It’s Thursday, April 30, and Microsoft and Amazon made big commitments this month.
During the month of Earth Day, two tech giants took the opportunity to unveil new initiatives to help preserve the planet.
On April 15, Microsoft announced a plan to conserve more than 11,000 acres of land within the next five years. The company said it would accomplish this goal “using approaches like land acquisition, conservation easement, national park creation, and community or indigenous-led conservation.” Microsoft also revealed plans to create a new cloud-based platform, called the Planetary Computer, that will allow users to aggregate data related to biodiversity and ecosystems around the globe.

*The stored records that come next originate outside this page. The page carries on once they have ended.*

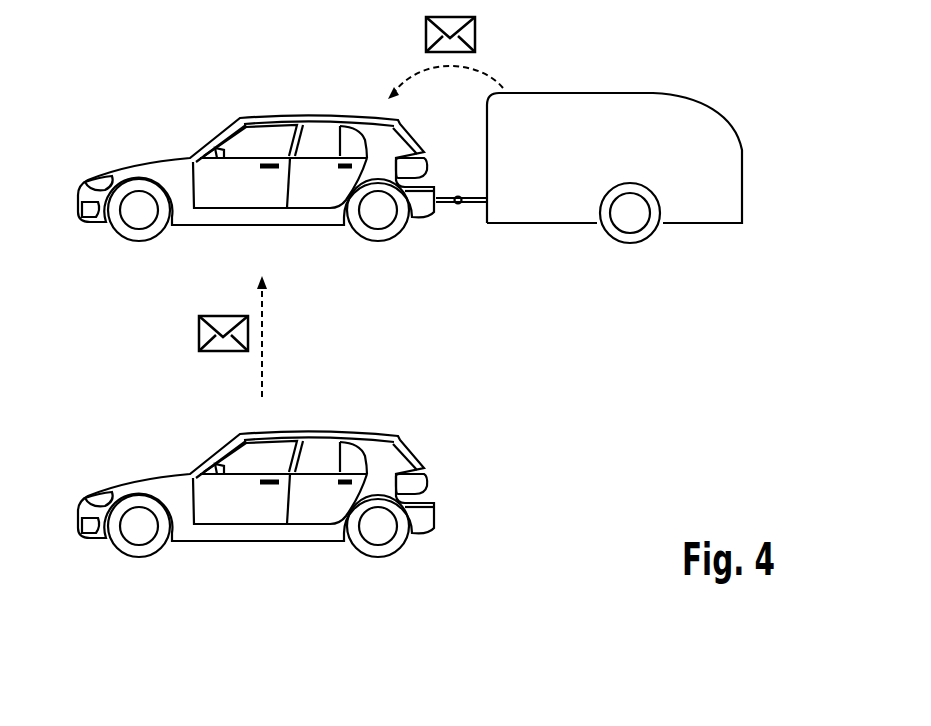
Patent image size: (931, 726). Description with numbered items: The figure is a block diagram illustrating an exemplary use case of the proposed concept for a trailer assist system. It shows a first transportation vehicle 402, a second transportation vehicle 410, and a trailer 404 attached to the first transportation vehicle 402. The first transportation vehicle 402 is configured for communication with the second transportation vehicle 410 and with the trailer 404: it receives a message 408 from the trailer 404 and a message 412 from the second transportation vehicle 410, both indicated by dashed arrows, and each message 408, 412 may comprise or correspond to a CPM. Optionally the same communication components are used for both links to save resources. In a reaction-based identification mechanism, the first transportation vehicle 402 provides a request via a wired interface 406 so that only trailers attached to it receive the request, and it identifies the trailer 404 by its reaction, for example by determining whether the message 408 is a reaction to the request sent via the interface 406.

The first transportation vehicle 402 is at (135, 160).
The trailer 404 is at (646, 92).
The wired interface 406 is at (474, 205).
The message 408 is at (425, 38).
The second transportation vehicle 410 is at (135, 476).
The message 412 is at (198, 337).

The following week, Amazon unveiled its own conservation initiative, announcing a $10 million grant to conserve and restore 4 million acres of forest primarily in the Appalachian Mountains. The e-commerce behemoth plans to work with the Nature Conservancy to help private forest owners sequester carbon. This is the first of many nature-based carbon sequestration projects that the retail giant is bankrolling with a $100 million fund it announced last year.
Both Microsoft and Amazon have set ambitious climate targets in recent months, though they still face criticism from climate activists over their cloud computing contracts with fossil fuel companies.
The world’s largest offshore wind company, Denmark-based Ørsted, might have to delay nearly all of its projects in the U.S. State shutdowns have delayed at least five of the company’s projects. A sixth project, however, still appears to be on schedule.
New York’s programs to promote electric vehicles could suffer long-term damage from the economic downturn if state agencies don’t step in to help soon, public officials and members of the EV industry said this week. The EV industry wants New York to expand its $580 million plan to build new charging infrastructure in response to the slumping economy.
Concern about climate change correlates with the way people are responding to the coronavirus, according to a recent poll from Morning Consult. The poll found that people who said that they are not concerned about rising temperatures are less likely than the general public to take steps like wearing a mask or practicing social distancing to prevent the spread of COVID-19.